Sensor Sensitivity (ISO)

In the example above we set the aperture to f11 and then possibly the shutter speed had to go very low which would be OK if the camera is on a tripod, but a problem if it was hand held. How about raising the ISO to a point that we can shoot at f/11 and at a shutter speed fast enough to hand hold? This might solve the problem. However depending on how high you needed to go you may be creating another problem. Increasing the sensitivity of the sensor is like cranking up the volume on an amplifier. The output goes up but when there is no or little signal the speakers hiss. The equivalent problem with the sensor is that it also gets “noisy”, not in the audio sense, but the image starts to have a lot of specks called grain or noise. Some of this is OK and good software can really do a good job removing it but you will find a point that if you go passed it the image is so bad that it becomes useless. This point depends on your camera, and yes this is one of the things that generally improve with the more expensive cameras.

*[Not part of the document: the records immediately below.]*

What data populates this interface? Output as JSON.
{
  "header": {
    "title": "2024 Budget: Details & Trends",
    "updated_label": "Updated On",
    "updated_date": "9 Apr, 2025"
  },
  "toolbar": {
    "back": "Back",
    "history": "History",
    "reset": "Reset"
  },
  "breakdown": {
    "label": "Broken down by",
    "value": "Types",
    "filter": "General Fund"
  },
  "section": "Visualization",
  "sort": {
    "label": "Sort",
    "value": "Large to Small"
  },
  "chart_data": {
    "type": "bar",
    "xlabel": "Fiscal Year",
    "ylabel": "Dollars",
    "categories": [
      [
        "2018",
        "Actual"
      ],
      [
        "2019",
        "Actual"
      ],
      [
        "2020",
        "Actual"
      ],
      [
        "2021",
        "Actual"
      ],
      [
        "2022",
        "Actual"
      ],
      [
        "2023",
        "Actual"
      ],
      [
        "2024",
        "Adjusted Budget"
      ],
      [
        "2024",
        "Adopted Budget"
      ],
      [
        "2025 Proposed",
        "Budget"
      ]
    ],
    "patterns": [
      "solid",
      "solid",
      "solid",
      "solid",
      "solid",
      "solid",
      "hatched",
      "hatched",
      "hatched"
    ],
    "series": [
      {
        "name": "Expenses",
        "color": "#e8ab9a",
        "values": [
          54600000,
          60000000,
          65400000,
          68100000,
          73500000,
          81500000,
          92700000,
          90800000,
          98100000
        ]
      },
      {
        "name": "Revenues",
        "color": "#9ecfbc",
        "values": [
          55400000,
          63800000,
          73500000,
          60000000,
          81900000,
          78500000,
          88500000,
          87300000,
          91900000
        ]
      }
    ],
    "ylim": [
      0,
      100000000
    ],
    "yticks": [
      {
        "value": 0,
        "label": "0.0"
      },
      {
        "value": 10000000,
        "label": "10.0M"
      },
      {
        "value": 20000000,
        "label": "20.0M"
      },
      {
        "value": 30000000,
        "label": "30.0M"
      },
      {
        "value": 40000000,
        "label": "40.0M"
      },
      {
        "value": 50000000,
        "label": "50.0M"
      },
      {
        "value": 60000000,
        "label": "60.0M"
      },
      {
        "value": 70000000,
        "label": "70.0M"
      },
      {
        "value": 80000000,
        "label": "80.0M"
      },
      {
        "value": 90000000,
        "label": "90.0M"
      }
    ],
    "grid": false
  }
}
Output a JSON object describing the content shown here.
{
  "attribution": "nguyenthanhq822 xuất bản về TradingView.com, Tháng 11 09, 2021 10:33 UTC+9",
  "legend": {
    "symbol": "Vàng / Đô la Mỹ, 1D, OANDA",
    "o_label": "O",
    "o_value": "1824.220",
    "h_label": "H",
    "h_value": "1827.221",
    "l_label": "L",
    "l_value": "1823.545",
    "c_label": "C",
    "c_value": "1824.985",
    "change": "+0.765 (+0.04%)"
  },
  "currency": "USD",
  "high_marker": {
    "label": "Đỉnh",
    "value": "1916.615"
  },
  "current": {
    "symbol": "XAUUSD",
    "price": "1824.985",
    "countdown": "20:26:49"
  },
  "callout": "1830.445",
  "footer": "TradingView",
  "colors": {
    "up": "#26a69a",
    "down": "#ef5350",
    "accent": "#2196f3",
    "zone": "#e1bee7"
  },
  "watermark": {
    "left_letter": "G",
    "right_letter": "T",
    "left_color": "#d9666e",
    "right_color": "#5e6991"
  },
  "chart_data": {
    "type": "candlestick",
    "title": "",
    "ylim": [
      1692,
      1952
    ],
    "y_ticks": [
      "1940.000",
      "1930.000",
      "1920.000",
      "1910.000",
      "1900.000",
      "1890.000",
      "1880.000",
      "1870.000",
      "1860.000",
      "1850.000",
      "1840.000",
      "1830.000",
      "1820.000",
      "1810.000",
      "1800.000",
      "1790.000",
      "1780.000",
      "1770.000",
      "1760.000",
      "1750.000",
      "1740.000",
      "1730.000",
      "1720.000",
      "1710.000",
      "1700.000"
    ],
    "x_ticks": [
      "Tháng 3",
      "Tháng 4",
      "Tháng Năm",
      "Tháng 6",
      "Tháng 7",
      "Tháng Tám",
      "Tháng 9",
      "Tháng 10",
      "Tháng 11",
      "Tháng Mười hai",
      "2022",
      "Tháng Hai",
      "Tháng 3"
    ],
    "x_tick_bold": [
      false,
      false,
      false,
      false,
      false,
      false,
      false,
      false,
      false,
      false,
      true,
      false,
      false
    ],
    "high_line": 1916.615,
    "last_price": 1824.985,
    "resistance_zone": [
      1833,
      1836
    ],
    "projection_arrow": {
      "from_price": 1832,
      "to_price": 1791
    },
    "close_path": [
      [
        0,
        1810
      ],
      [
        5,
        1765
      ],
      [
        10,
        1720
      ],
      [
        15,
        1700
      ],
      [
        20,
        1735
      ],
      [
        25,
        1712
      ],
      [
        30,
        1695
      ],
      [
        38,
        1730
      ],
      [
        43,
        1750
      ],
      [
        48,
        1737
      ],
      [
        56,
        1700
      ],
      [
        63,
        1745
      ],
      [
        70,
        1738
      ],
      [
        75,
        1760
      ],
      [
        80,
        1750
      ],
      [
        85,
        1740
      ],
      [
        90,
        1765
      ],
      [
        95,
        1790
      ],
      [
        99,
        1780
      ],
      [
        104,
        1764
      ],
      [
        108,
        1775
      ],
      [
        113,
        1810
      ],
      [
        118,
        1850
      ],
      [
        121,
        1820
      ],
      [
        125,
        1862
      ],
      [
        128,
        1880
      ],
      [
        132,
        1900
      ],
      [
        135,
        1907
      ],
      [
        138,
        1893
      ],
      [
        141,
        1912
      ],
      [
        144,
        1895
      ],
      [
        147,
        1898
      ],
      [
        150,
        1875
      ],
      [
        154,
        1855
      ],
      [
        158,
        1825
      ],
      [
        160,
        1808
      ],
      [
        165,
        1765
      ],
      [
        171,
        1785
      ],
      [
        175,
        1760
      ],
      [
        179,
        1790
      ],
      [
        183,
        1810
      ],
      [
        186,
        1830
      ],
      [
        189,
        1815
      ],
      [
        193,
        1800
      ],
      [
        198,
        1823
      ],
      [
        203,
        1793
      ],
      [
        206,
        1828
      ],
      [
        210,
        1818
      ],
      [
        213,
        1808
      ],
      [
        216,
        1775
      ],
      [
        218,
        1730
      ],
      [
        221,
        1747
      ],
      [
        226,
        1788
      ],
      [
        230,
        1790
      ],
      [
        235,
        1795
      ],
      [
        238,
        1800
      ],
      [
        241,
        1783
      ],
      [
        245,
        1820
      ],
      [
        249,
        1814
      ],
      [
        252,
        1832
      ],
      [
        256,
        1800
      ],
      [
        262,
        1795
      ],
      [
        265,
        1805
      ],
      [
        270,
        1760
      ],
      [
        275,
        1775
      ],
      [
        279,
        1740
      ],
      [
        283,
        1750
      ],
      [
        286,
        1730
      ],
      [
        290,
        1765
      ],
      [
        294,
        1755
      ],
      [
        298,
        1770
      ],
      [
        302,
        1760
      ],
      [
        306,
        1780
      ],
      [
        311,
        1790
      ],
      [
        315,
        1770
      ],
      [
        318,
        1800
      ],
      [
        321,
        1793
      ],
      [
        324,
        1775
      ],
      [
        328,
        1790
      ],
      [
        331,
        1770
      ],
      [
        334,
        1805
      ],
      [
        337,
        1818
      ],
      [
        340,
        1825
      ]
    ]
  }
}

The normal useable range of ISO is in the range of 100 to maybe 800 or 1000. However on the higher end cameras it can be much higher. And low end cameras it may be lower. I frequently go over 1000 shooting indoors without a flash and get acceptable results. Having said that I normally use the lowest normal value available, which on my Nikon is 100. At this setting I get the highest quality of overall image. When I shoot the night sky I may use ISO 3200 or even 6400. But generally at these levels I am doing a lot in software to remove the noise caused by the sensor. When I am shooting water, as mentioned in the shutter speed section above, I use very slow shutter speeds. To keep the photo from being over exposed, I use a small f stop and go to the lowest ISO. Often this is not enough and I have to resort to using a neutral density filter to ever reduce the light more.

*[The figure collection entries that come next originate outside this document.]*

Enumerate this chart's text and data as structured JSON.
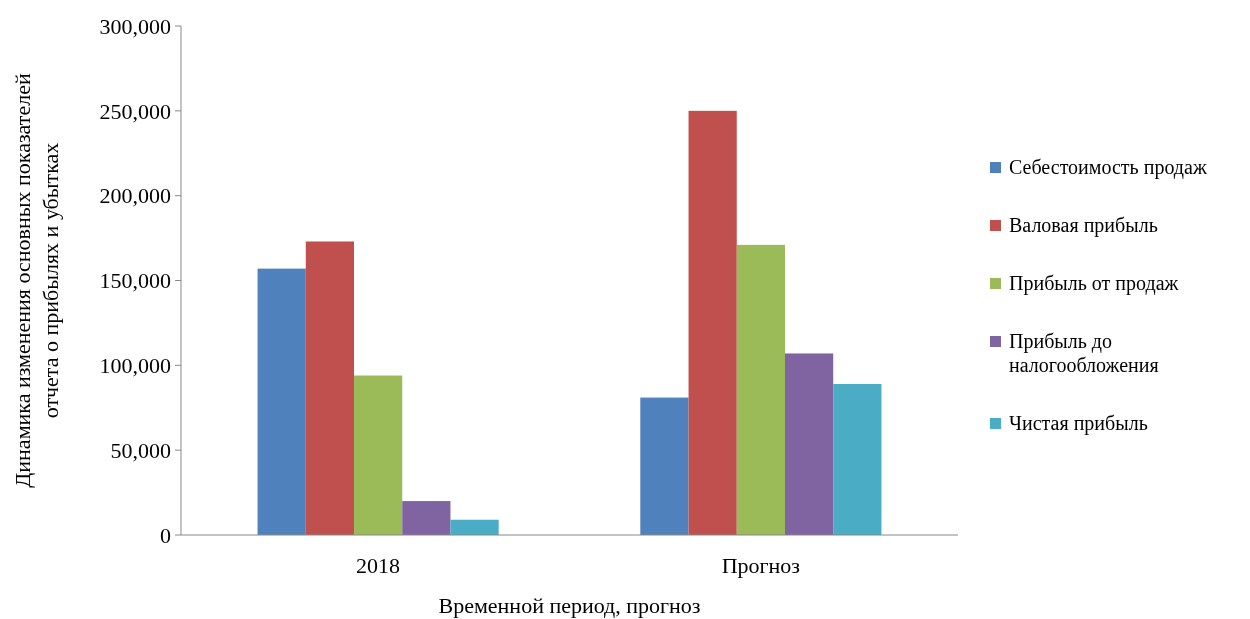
{
  "chart_data": {
    "type": "bar",
    "xlabel": "Временной период, прогноз",
    "ylabel": "Динамика изменения основных показателей\nотчета о прибылях и убытках",
    "categories": [
      "2018",
      "Прогноз"
    ],
    "series": [
      {
        "name": "Себестоимость продаж",
        "color": "#4f81bd",
        "values": [
          157000,
          81000
        ]
      },
      {
        "name": "Валовая прибыль",
        "color": "#c0504d",
        "values": [
          173000,
          250000
        ]
      },
      {
        "name": "Прибыль от продаж",
        "color": "#9bbb59",
        "values": [
          94000,
          171000
        ]
      },
      {
        "name": "Прибыль до налогообложения",
        "color": "#8064a2",
        "values": [
          20000,
          107000
        ]
      },
      {
        "name": "Чистая прибыль",
        "color": "#4bacc6",
        "values": [
          9000,
          89000
        ]
      }
    ],
    "ylim": [
      0,
      300000
    ],
    "yticks": [
      {
        "value": 0,
        "label": "0"
      },
      {
        "value": 50000,
        "label": "50,000"
      },
      {
        "value": 100000,
        "label": "100,000"
      },
      {
        "value": 150000,
        "label": "150,000"
      },
      {
        "value": 200000,
        "label": "200,000"
      },
      {
        "value": 250000,
        "label": "250,000"
      },
      {
        "value": 300000,
        "label": "300,000"
      }
    ],
    "grid": false,
    "legend": "right"
  }
}
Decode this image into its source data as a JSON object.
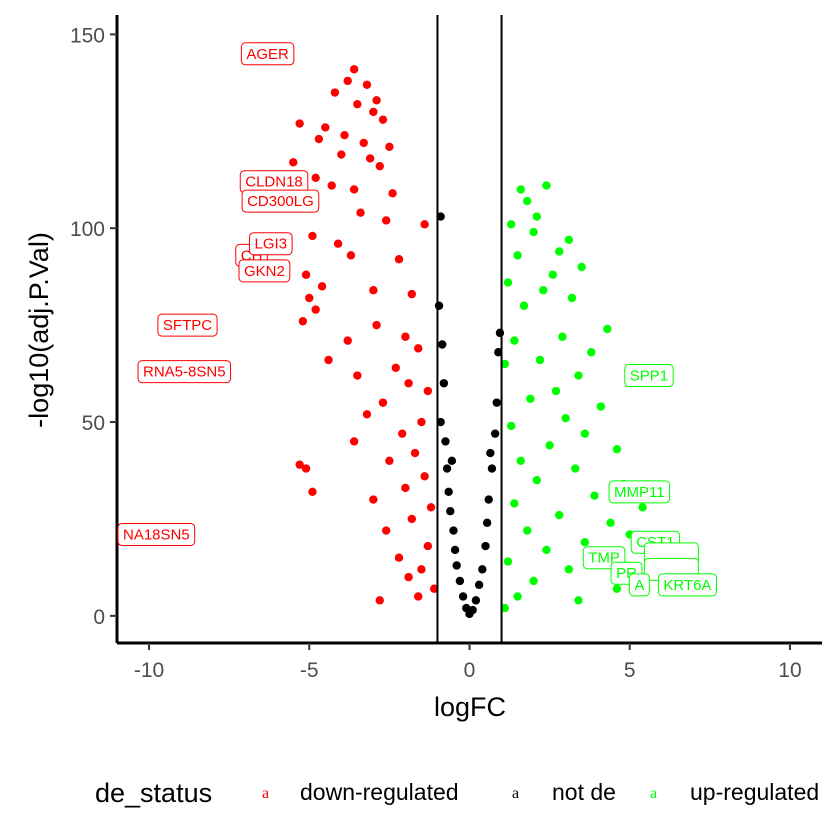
{
  "chart_data": {
    "type": "scatter",
    "title": "",
    "xlabel": "logFC",
    "ylabel": "-log10(adj.P.Val)",
    "xlim": [
      -11,
      11
    ],
    "ylim": [
      -7,
      155
    ],
    "xticks": [
      -10,
      -5,
      0,
      5,
      10
    ],
    "yticks": [
      0,
      50,
      100,
      150
    ],
    "xtick_labels": [
      "-10",
      "-5",
      "0",
      "5",
      "10"
    ],
    "ytick_labels": [
      "0",
      "50",
      "100",
      "150"
    ],
    "grid": false,
    "vlines": [
      -1,
      1
    ],
    "colors": {
      "down": "#ff0000",
      "notde": "#000000",
      "up": "#00ff00"
    },
    "legend": {
      "title": "de_status",
      "position": "bottom",
      "key_glyph": "a",
      "entries": [
        {
          "name": "down-regulated",
          "color": "#ff0000"
        },
        {
          "name": "not de",
          "color": "#000000"
        },
        {
          "name": "up-regulated",
          "color": "#00ff00"
        }
      ]
    },
    "series": [
      {
        "name": "down-regulated",
        "color": "#ff0000",
        "points": [
          [
            -3.6,
            141
          ],
          [
            -3.8,
            138
          ],
          [
            -3.2,
            137
          ],
          [
            -4.2,
            135
          ],
          [
            -2.9,
            133
          ],
          [
            -3.5,
            132
          ],
          [
            -3.0,
            130
          ],
          [
            -2.7,
            128
          ],
          [
            -5.3,
            127
          ],
          [
            -4.5,
            126
          ],
          [
            -3.9,
            124
          ],
          [
            -4.7,
            123
          ],
          [
            -3.3,
            122
          ],
          [
            -2.5,
            121
          ],
          [
            -4.0,
            119
          ],
          [
            -3.1,
            118
          ],
          [
            -2.8,
            116
          ],
          [
            -5.5,
            117
          ],
          [
            -4.8,
            113
          ],
          [
            -4.3,
            111
          ],
          [
            -3.6,
            110
          ],
          [
            -2.4,
            109
          ],
          [
            -5.0,
            106
          ],
          [
            -3.4,
            104
          ],
          [
            -2.6,
            102
          ],
          [
            -1.4,
            101
          ],
          [
            -4.9,
            98
          ],
          [
            -4.1,
            96
          ],
          [
            -5.8,
            95
          ],
          [
            -3.7,
            93
          ],
          [
            -2.2,
            92
          ],
          [
            -5.1,
            88
          ],
          [
            -4.6,
            85
          ],
          [
            -3.0,
            84
          ],
          [
            -1.8,
            83
          ],
          [
            -5.0,
            82
          ],
          [
            -4.8,
            79
          ],
          [
            -5.2,
            76
          ],
          [
            -2.9,
            75
          ],
          [
            -2.0,
            72
          ],
          [
            -3.8,
            71
          ],
          [
            -1.6,
            69
          ],
          [
            -4.4,
            66
          ],
          [
            -2.3,
            64
          ],
          [
            -3.5,
            62
          ],
          [
            -1.9,
            60
          ],
          [
            -1.3,
            58
          ],
          [
            -2.7,
            55
          ],
          [
            -3.2,
            52
          ],
          [
            -1.5,
            50
          ],
          [
            -2.1,
            47
          ],
          [
            -3.6,
            45
          ],
          [
            -1.7,
            42
          ],
          [
            -2.5,
            40
          ],
          [
            -5.3,
            39
          ],
          [
            -5.1,
            38
          ],
          [
            -1.4,
            36
          ],
          [
            -2.0,
            33
          ],
          [
            -4.9,
            32
          ],
          [
            -3.0,
            30
          ],
          [
            -1.2,
            28
          ],
          [
            -1.8,
            25
          ],
          [
            -2.6,
            22
          ],
          [
            -1.3,
            18
          ],
          [
            -2.2,
            15
          ],
          [
            -1.5,
            12
          ],
          [
            -1.9,
            10
          ],
          [
            -1.1,
            7
          ],
          [
            -1.6,
            5
          ],
          [
            -2.8,
            4
          ]
        ]
      },
      {
        "name": "not de",
        "color": "#000000",
        "points": [
          [
            -0.9,
            103
          ],
          [
            -0.95,
            80
          ],
          [
            -0.85,
            70
          ],
          [
            -0.8,
            60
          ],
          [
            -0.9,
            50
          ],
          [
            -0.75,
            45
          ],
          [
            -0.7,
            38
          ],
          [
            -0.65,
            32
          ],
          [
            -0.6,
            27
          ],
          [
            -0.5,
            22
          ],
          [
            -0.45,
            17
          ],
          [
            -0.4,
            13
          ],
          [
            -0.3,
            9
          ],
          [
            -0.2,
            5
          ],
          [
            -0.1,
            2
          ],
          [
            0.0,
            0.5
          ],
          [
            0.1,
            1.5
          ],
          [
            0.2,
            4
          ],
          [
            0.3,
            8
          ],
          [
            0.4,
            12
          ],
          [
            0.5,
            18
          ],
          [
            0.55,
            24
          ],
          [
            0.6,
            30
          ],
          [
            0.7,
            38
          ],
          [
            0.8,
            47
          ],
          [
            0.85,
            55
          ],
          [
            0.9,
            68
          ],
          [
            0.95,
            73
          ],
          [
            -0.55,
            40
          ],
          [
            0.65,
            42
          ]
        ]
      },
      {
        "name": "up-regulated",
        "color": "#00ff00",
        "points": [
          [
            2.4,
            111
          ],
          [
            1.6,
            110
          ],
          [
            1.8,
            107
          ],
          [
            2.1,
            103
          ],
          [
            2.0,
            99
          ],
          [
            1.3,
            101
          ],
          [
            3.1,
            97
          ],
          [
            2.8,
            94
          ],
          [
            1.5,
            93
          ],
          [
            3.5,
            90
          ],
          [
            2.6,
            88
          ],
          [
            1.2,
            86
          ],
          [
            2.3,
            84
          ],
          [
            3.2,
            82
          ],
          [
            1.7,
            80
          ],
          [
            4.3,
            74
          ],
          [
            2.9,
            72
          ],
          [
            1.4,
            71
          ],
          [
            3.8,
            68
          ],
          [
            2.2,
            66
          ],
          [
            1.1,
            65
          ],
          [
            3.4,
            62
          ],
          [
            2.7,
            58
          ],
          [
            1.9,
            56
          ],
          [
            4.1,
            54
          ],
          [
            3.0,
            51
          ],
          [
            1.3,
            49
          ],
          [
            3.6,
            47
          ],
          [
            2.5,
            44
          ],
          [
            4.6,
            43
          ],
          [
            1.6,
            40
          ],
          [
            3.3,
            38
          ],
          [
            2.1,
            35
          ],
          [
            4.8,
            34
          ],
          [
            3.9,
            31
          ],
          [
            1.4,
            29
          ],
          [
            5.4,
            28
          ],
          [
            2.8,
            26
          ],
          [
            4.4,
            24
          ],
          [
            1.8,
            22
          ],
          [
            5.0,
            21
          ],
          [
            3.6,
            19
          ],
          [
            2.4,
            17
          ],
          [
            4.2,
            15
          ],
          [
            1.2,
            14
          ],
          [
            3.1,
            12
          ],
          [
            5.7,
            11
          ],
          [
            2.0,
            9
          ],
          [
            4.6,
            7
          ],
          [
            1.5,
            5
          ],
          [
            3.4,
            4
          ],
          [
            1.1,
            2
          ]
        ]
      }
    ],
    "annotations": [
      {
        "text": "AGER",
        "x": -6.3,
        "y": 145,
        "color": "#ff0000"
      },
      {
        "text": "CLDN18",
        "x": -6.1,
        "y": 112,
        "color": "#ff0000"
      },
      {
        "text": "CD300LG",
        "x": -5.9,
        "y": 107,
        "color": "#ff0000"
      },
      {
        "text": "CH",
        "x": -6.8,
        "y": 93,
        "color": "#ff0000"
      },
      {
        "text": "LGI3",
        "x": -6.2,
        "y": 96,
        "color": "#ff0000"
      },
      {
        "text": "GKN2",
        "x": -6.4,
        "y": 89,
        "color": "#ff0000"
      },
      {
        "text": "SFTPC",
        "x": -8.8,
        "y": 75,
        "color": "#ff0000"
      },
      {
        "text": "RNA5-8SN5",
        "x": -8.9,
        "y": 63,
        "color": "#ff0000"
      },
      {
        "text": "NA18SN5",
        "x": -9.8,
        "y": 21,
        "color": "#ff0000"
      },
      {
        "text": "SPP1",
        "x": 5.6,
        "y": 62,
        "color": "#00ff00"
      },
      {
        "text": "MMP11",
        "x": 5.3,
        "y": 32,
        "color": "#00ff00"
      },
      {
        "text": "CST1",
        "x": 5.8,
        "y": 19,
        "color": "#00ff00"
      },
      {
        "text": "TMP",
        "x": 4.2,
        "y": 15,
        "color": "#00ff00"
      },
      {
        "text": "",
        "x": 6.3,
        "y": 16,
        "color": "#00ff00"
      },
      {
        "text": "PR",
        "x": 4.9,
        "y": 11,
        "color": "#00ff00"
      },
      {
        "text": "",
        "x": 6.3,
        "y": 12,
        "color": "#00ff00"
      },
      {
        "text": "A",
        "x": 5.3,
        "y": 8,
        "color": "#00ff00"
      },
      {
        "text": "KRT6A",
        "x": 6.8,
        "y": 8,
        "color": "#00ff00"
      }
    ]
  }
}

The usable range of ISO is getting better with each new generation of sensors.

Before moving on I want to point out the sensor noise is not only a function of how high you push the ISO, but also how high the temperature is. This can be a problem when shooting very long exposures like 30 minutes or several hours. In these situations power is turned on the sensor and it naturally will heat up. I am not talking about it burning up but it will become much noisier. For this reason making very long exposures with a digital camera (a common practice with film cameras) is generally not a great idea. The solution here would be to take many short exposures (10 to 20 seconds) and then put them together with software. This subject will be left for a course in astrophotography.

To this point I have covered some of the basic physics of photography and not the art of photography. The best composed subject is still not a good photograph until the physics of the camera is adjusted.